La police antiterroriste britannique enquête sur des allégations selon lesquelles les autorités chinoises auraient exercé des pressions sur l'université Sheffield Hallam après la suspension temporaire par cette dernière des recherches de la professeure Laura Murphy sur le travail forcé des Ouïghours en Chine. Cette affaire a non seulement mis en lumière les tensions entre liberté académique et influence étrangère, mais a également relancé le débat sur les implications plus larges de la présence chinoise au sein des institutions éducatives occidentales.

La police enquête sur une possible ingérence étrangère des services de renseignement.

D'après des articles du Guardian et de la BBC , ainsi que des documents divulgués par le cabinet d'avocats Leigh Day Solicitors, les autorités chinoises auraient mené pendant deux ans une campagne de pression et d'intimidation contre l'université Sheffield Hallam. L'objectif était de contraindre cette dernière à suspendre ses recherches sur les violations des droits humains dans la région chinoise du Xinjiang.

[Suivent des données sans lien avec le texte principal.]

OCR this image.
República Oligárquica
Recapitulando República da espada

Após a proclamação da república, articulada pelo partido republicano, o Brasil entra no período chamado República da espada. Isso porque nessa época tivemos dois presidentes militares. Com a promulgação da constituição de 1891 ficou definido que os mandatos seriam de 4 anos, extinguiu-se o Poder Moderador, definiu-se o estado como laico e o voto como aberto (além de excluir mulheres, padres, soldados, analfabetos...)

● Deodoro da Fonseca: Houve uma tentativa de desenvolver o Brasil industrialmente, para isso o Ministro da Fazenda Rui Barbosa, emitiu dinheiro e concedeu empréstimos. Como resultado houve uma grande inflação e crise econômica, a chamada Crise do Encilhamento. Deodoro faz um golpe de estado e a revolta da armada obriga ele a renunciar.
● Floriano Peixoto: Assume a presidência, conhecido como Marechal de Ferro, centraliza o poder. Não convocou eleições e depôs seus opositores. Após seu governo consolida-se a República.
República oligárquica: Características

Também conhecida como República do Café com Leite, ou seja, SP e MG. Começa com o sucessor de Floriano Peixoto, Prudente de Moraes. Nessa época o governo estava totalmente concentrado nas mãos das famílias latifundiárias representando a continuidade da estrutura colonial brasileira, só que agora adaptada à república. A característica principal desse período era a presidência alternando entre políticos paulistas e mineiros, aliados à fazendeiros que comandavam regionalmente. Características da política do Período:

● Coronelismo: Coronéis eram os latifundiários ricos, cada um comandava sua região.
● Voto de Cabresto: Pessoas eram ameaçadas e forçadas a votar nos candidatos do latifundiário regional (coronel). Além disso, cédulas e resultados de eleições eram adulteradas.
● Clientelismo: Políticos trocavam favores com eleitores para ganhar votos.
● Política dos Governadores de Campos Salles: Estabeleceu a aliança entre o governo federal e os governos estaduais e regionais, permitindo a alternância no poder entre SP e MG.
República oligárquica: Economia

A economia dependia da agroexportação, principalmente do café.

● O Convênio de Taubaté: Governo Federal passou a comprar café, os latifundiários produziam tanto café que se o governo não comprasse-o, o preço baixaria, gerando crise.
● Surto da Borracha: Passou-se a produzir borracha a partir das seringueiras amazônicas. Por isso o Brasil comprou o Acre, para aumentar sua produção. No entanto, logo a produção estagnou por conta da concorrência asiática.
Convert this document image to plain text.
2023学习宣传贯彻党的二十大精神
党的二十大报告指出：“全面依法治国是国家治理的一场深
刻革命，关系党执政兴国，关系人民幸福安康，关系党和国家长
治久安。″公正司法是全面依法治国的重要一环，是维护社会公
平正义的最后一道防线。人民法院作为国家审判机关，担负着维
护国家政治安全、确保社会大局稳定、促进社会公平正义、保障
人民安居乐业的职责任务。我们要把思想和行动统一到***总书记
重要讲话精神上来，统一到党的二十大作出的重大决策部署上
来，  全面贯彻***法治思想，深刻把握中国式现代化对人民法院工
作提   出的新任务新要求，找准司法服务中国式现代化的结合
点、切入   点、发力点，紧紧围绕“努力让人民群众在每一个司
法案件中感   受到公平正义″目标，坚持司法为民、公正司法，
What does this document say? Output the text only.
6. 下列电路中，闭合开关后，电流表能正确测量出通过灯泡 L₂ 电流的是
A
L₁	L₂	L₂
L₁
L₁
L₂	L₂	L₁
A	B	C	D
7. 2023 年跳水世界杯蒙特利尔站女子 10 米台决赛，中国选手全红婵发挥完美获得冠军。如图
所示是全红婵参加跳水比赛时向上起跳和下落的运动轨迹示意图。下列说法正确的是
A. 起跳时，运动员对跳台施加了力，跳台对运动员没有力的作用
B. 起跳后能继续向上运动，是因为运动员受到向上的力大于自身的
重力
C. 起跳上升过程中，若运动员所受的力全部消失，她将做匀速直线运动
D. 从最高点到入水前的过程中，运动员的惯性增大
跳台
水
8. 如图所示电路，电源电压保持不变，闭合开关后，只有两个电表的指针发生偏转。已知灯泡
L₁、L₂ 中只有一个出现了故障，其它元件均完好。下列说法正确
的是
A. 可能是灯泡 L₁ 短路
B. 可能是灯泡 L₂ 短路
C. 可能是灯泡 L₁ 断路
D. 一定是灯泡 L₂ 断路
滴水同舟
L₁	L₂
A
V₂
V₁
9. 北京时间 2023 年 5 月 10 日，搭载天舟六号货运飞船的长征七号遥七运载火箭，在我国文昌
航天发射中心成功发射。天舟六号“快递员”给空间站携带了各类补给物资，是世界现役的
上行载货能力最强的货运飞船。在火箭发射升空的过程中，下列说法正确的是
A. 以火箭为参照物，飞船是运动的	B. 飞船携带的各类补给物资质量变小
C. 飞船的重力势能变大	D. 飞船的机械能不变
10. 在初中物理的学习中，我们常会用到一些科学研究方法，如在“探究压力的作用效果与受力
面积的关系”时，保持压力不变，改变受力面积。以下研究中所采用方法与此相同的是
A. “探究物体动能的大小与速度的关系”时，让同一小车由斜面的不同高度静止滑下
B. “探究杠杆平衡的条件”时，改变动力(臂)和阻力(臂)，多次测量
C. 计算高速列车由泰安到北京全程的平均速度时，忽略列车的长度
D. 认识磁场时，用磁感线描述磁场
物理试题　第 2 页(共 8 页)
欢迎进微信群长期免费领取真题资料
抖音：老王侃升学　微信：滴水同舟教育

Des documents internes indiquent que des individus se réclamant des services de sécurité nationale chinois ont contacté le personnel de l'université à Pékin, exigeant l'arrêt du projet de recherche. Après que l'université a informé la partie chinoise de la suspension de la publication des résultats de l'étude, « les relations se sont immédiatement améliorées », selon la correspondance citée.

La police du South Yorkshire a saisi l'unité antiterroriste, invoquant l'article 3 de la loi sur la sécurité nationale, relatif à l'« assistance à un service de renseignement étranger ». Si les allégations sont confirmées, il s'agirait d'un des cas les plus graves d'ingérence étrangère directe dans la vie universitaire britannique.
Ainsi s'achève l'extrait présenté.